The young Afghan girl sits in the center of the room, weeping. Using her hand and her blue scarf to hide her face, she recounts how she was brutally raped by five gunmen.
The 12-year-old girl, gang-raped in Afghanistan, weeps as her family demands justice.
The girl’s tragic case is one of many in war-torn Afghanistan, activists say.
The 12-year-old girl’s family members say they’ll take their own lives unless justice is served.
“We will all commit suicide; this is not living,” cries the mother of the girl, whose gang-rape occurred in Northern Afghanistan.
The girl’s adolescent voice pleads for help from Hamid Karzai, the president of Afghanistan.
The girl’s elderly and immobilized father trembles and can only raise a quivering hand as he sobs. He is rendered helpless in a country where a man’s dignity and honor is protecting his family.
Her little brother sits in the back, far too young to understand the situation but still traumatized by the devastated cries around him. He wipes away his tears.
The children’s mother sobs. “We’ve been violated. We can’t live our lives. We can’t sit. We can’t sleep at night,” she says.
The need for a careful Christian answer to the question of how to deal with unrepentant offenders is increasingly evident.
Before speaking, Christians should consider what Holocaust survivor Ellie Wiesel said about responding to evil. After describing what it was like being imprisoned at Auschwitz—where he had to decide whether or not to continue giving his father food, or to assume that his father was not going to live and to eat the food himself—Wiesel reflected,
Sometimes I am asked if I know ‘the response to Auschwitz’; I answer that not only do I not know it, but that I don’t even know if a tragedy of this magnitude has a response. What I do know is that there is ‘response’ in responsibility. When we speak of this era of evil and darkness, so close and yet so distant, ‘responsibility’ is the key word.

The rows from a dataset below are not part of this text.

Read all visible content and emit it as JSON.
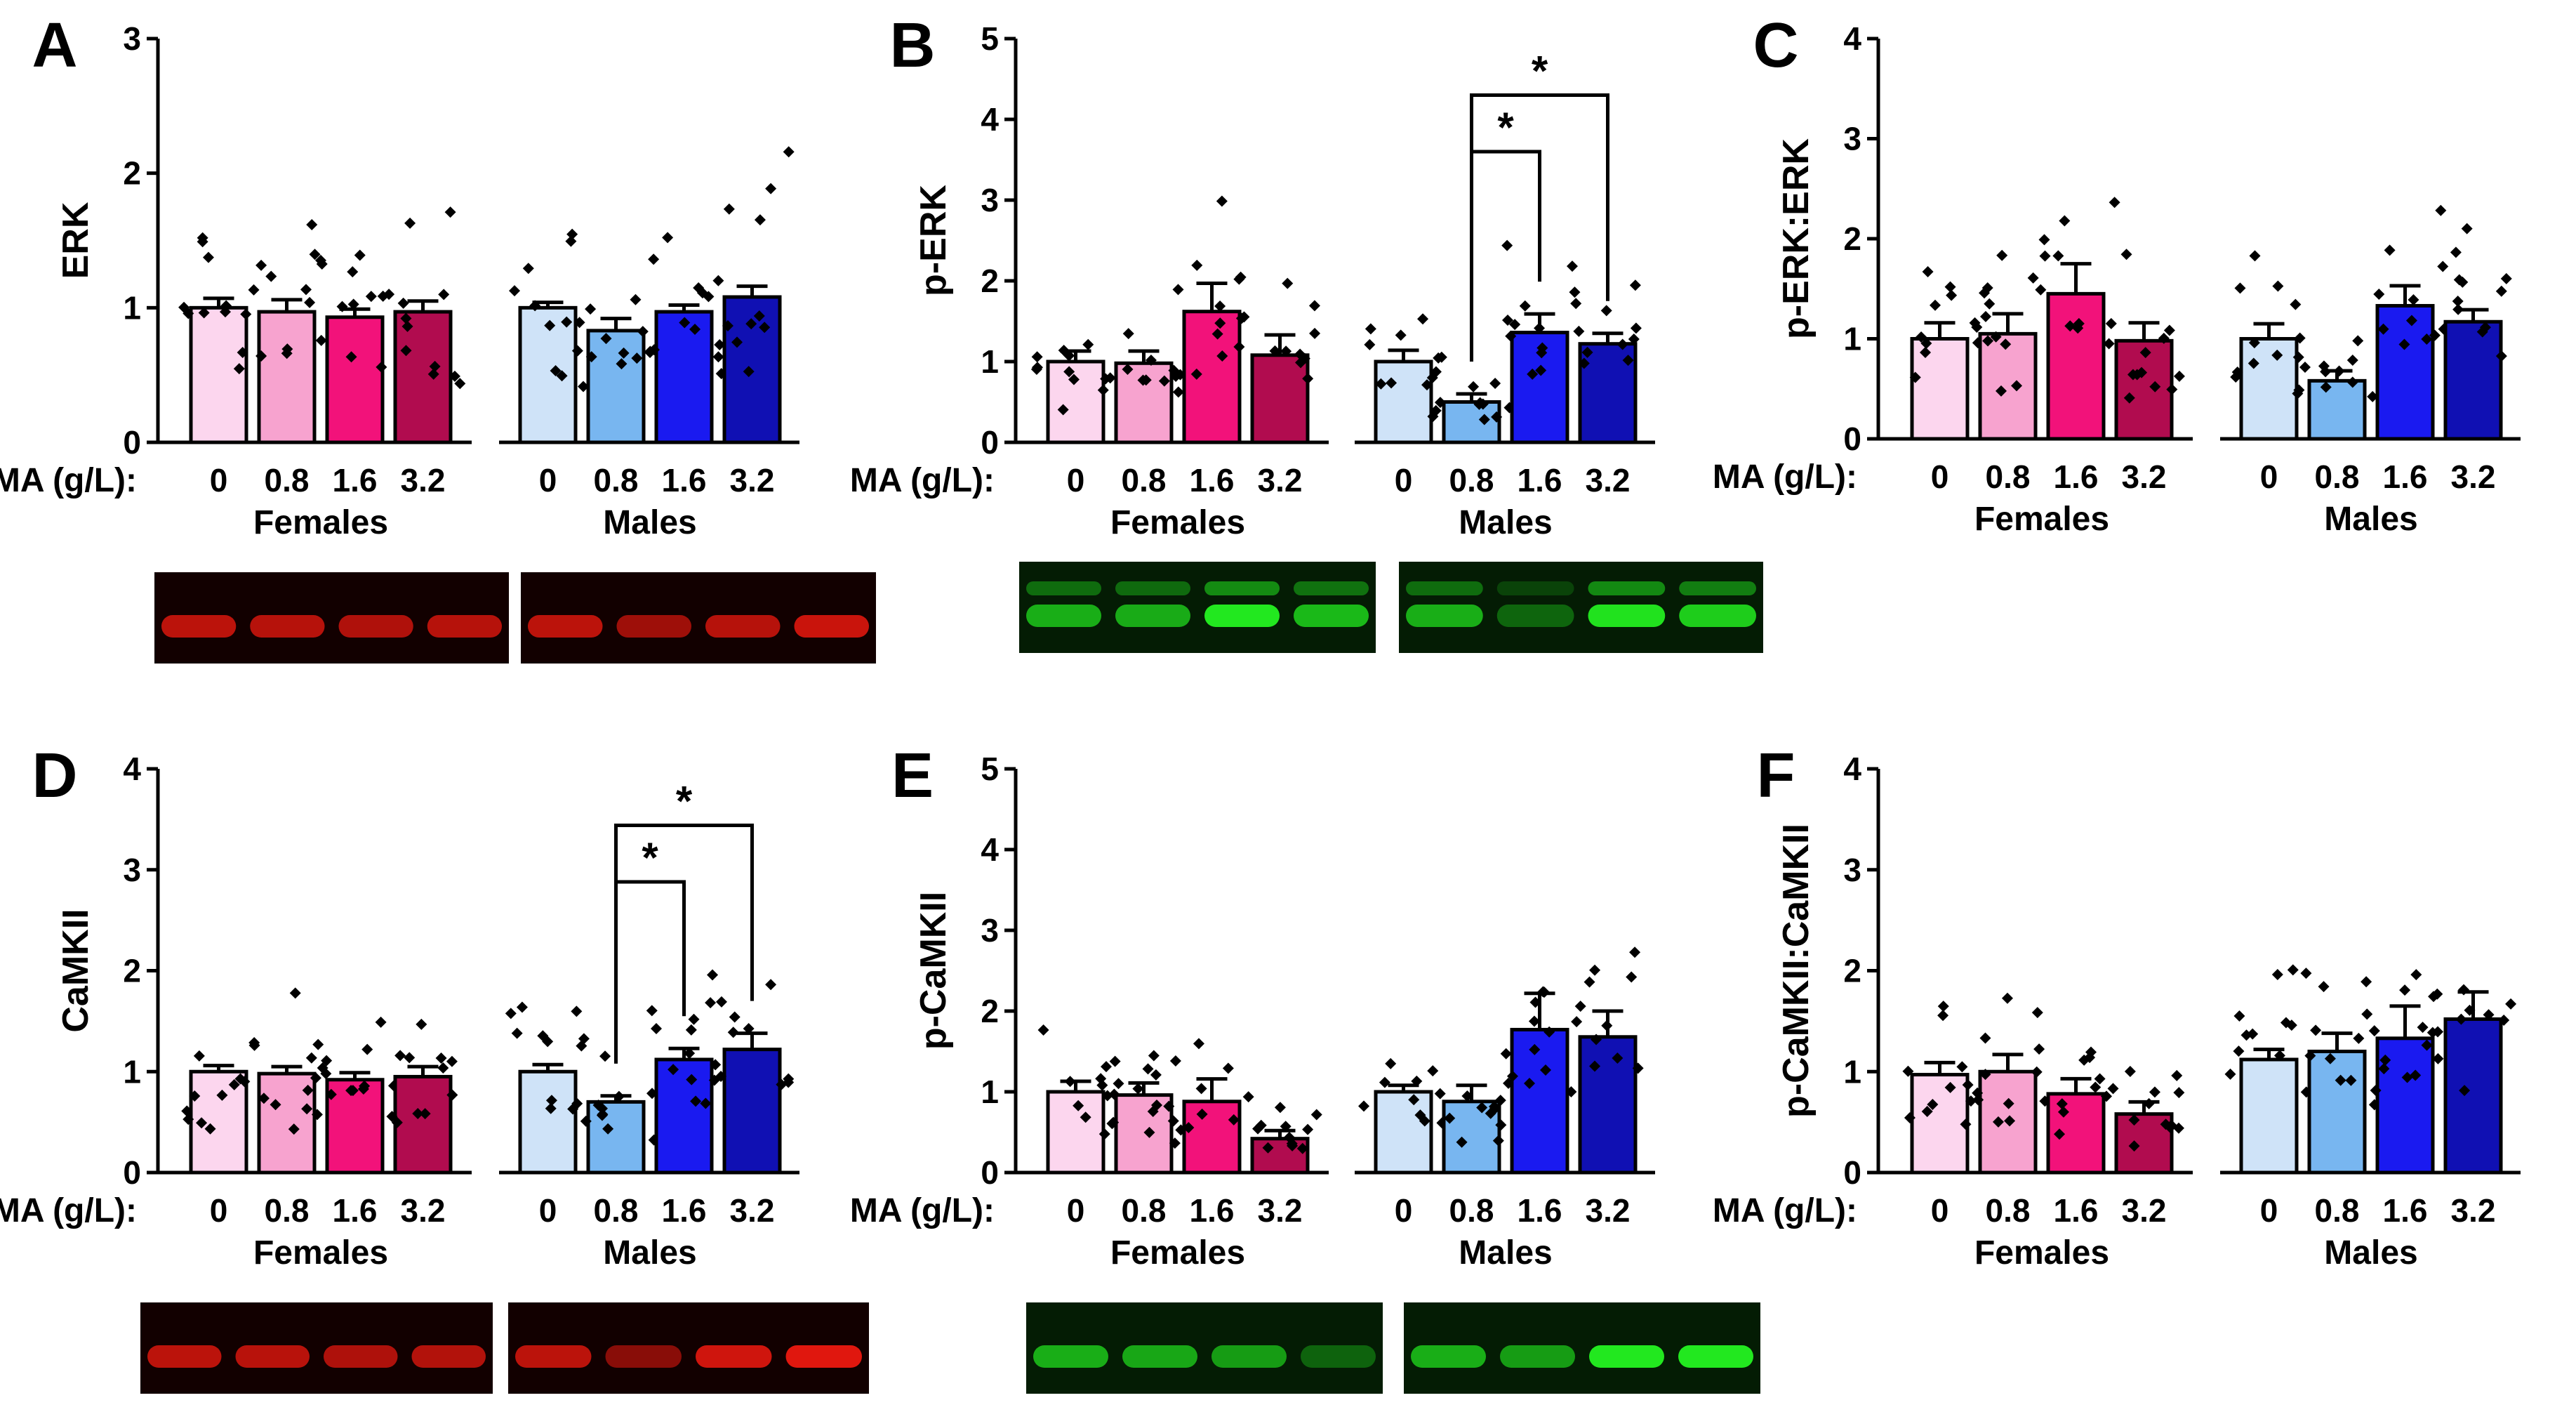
{
  "colors": {
    "f0": "#fcd6ee",
    "f1": "#f7a3cf",
    "f2": "#f2127a",
    "f3": "#b10c4f",
    "m0": "#cfe3f8",
    "m1": "#78b6f0",
    "m2": "#1a1af0",
    "m3": "#1010b3",
    "red_band": "#ff1a10",
    "green_band": "#22e81f"
  },
  "blot_legend": {
    "red": "red-band",
    "green": "green-band"
  },
  "chart_data": [
    {
      "panel": "A",
      "type": "bar",
      "ylabel": "ERK",
      "ylim": [
        0,
        3
      ],
      "yticks": [
        0,
        1,
        2,
        3
      ],
      "xlabel": "MA (g/L):",
      "groups": [
        "Females",
        "Males"
      ],
      "categories": [
        "0",
        "0.8",
        "1.6",
        "3.2"
      ],
      "series": [
        {
          "name": "Females",
          "values": [
            1.0,
            0.97,
            0.93,
            0.97
          ],
          "sem": [
            0.07,
            0.09,
            0.06,
            0.08
          ]
        },
        {
          "name": "Males",
          "values": [
            1.0,
            0.83,
            0.97,
            1.08
          ],
          "sem": [
            0.04,
            0.09,
            0.05,
            0.08
          ]
        }
      ],
      "significance": [],
      "blot": "red"
    },
    {
      "panel": "B",
      "type": "bar",
      "ylabel": "p-ERK",
      "ylim": [
        0,
        5
      ],
      "yticks": [
        0,
        1,
        2,
        3,
        4,
        5
      ],
      "xlabel": "MA (g/L):",
      "groups": [
        "Females",
        "Males"
      ],
      "categories": [
        "0",
        "0.8",
        "1.6",
        "3.2"
      ],
      "series": [
        {
          "name": "Females",
          "values": [
            1.0,
            0.98,
            1.62,
            1.08
          ],
          "sem": [
            0.13,
            0.15,
            0.35,
            0.25
          ]
        },
        {
          "name": "Males",
          "values": [
            1.0,
            0.5,
            1.36,
            1.22
          ],
          "sem": [
            0.14,
            0.1,
            0.23,
            0.13
          ]
        }
      ],
      "significance": [
        {
          "group": "Males",
          "from": "0.8",
          "to": "1.6",
          "label": "*"
        },
        {
          "group": "Males",
          "from": "0.8",
          "to": "3.2",
          "label": "*"
        }
      ],
      "blot": "green"
    },
    {
      "panel": "C",
      "type": "bar",
      "ylabel": "p-ERK:ERK",
      "ylim": [
        0,
        4
      ],
      "yticks": [
        0,
        1,
        2,
        3,
        4
      ],
      "xlabel": "MA (g/L):",
      "groups": [
        "Females",
        "Males"
      ],
      "categories": [
        "0",
        "0.8",
        "1.6",
        "3.2"
      ],
      "series": [
        {
          "name": "Females",
          "values": [
            1.0,
            1.05,
            1.45,
            0.98
          ],
          "sem": [
            0.16,
            0.2,
            0.3,
            0.18
          ]
        },
        {
          "name": "Males",
          "values": [
            1.0,
            0.58,
            1.33,
            1.17
          ],
          "sem": [
            0.15,
            0.1,
            0.2,
            0.12
          ]
        }
      ],
      "significance": [],
      "blot": null
    },
    {
      "panel": "D",
      "type": "bar",
      "ylabel": "CaMKII",
      "ylim": [
        0,
        4
      ],
      "yticks": [
        0,
        1,
        2,
        3,
        4
      ],
      "xlabel": "MA (g/L):",
      "groups": [
        "Females",
        "Males"
      ],
      "categories": [
        "0",
        "0.8",
        "1.6",
        "3.2"
      ],
      "series": [
        {
          "name": "Females",
          "values": [
            1.0,
            0.98,
            0.92,
            0.95
          ],
          "sem": [
            0.06,
            0.07,
            0.07,
            0.1
          ]
        },
        {
          "name": "Males",
          "values": [
            1.0,
            0.7,
            1.12,
            1.22
          ],
          "sem": [
            0.07,
            0.06,
            0.11,
            0.16
          ]
        }
      ],
      "significance": [
        {
          "group": "Males",
          "from": "0.8",
          "to": "1.6",
          "label": "*"
        },
        {
          "group": "Males",
          "from": "0.8",
          "to": "3.2",
          "label": "*"
        }
      ],
      "blot": "red"
    },
    {
      "panel": "E",
      "type": "bar",
      "ylabel": "p-CaMKII",
      "ylim": [
        0,
        5
      ],
      "yticks": [
        0,
        1,
        2,
        3,
        4,
        5
      ],
      "xlabel": "MA (g/L):",
      "groups": [
        "Females",
        "Males"
      ],
      "categories": [
        "0",
        "0.8",
        "1.6",
        "3.2"
      ],
      "series": [
        {
          "name": "Females",
          "values": [
            1.0,
            0.96,
            0.88,
            0.42
          ],
          "sem": [
            0.13,
            0.15,
            0.28,
            0.1
          ]
        },
        {
          "name": "Males",
          "values": [
            1.0,
            0.88,
            1.77,
            1.68
          ],
          "sem": [
            0.08,
            0.2,
            0.45,
            0.32
          ]
        }
      ],
      "significance": [],
      "blot": "green"
    },
    {
      "panel": "F",
      "type": "bar",
      "ylabel": "p-CaMKII:CaMKII",
      "ylim": [
        0,
        4
      ],
      "yticks": [
        0,
        1,
        2,
        3,
        4
      ],
      "xlabel": "MA (g/L):",
      "groups": [
        "Females",
        "Males"
      ],
      "categories": [
        "0",
        "0.8",
        "1.6",
        "3.2"
      ],
      "series": [
        {
          "name": "Females",
          "values": [
            0.97,
            1.0,
            0.78,
            0.58
          ],
          "sem": [
            0.12,
            0.17,
            0.15,
            0.12
          ]
        },
        {
          "name": "Males",
          "values": [
            1.12,
            1.2,
            1.33,
            1.52
          ],
          "sem": [
            0.1,
            0.18,
            0.32,
            0.27
          ]
        }
      ],
      "significance": [],
      "blot": null
    }
  ]
}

Wiesel is right. We must speak to these questions responsibly.
My prayer is that Unpacking Forgiveness will speak responsibly to victims like this.
Most of all, let us pray more fervently, “Thy Kingdom come, they will be done, on earth as it is in heaven.”
Quick clarification to the original question, the one asked in the title …
Are you asking what the Christian response should be to children being raped in Afghanistan or are you asking what the Christian response should be if this was your family experiencing this trauma?
Good question. Sorry for the ambiguity. I was asking, “How should Christians speak to victims who are struggling with bitterness and rage?”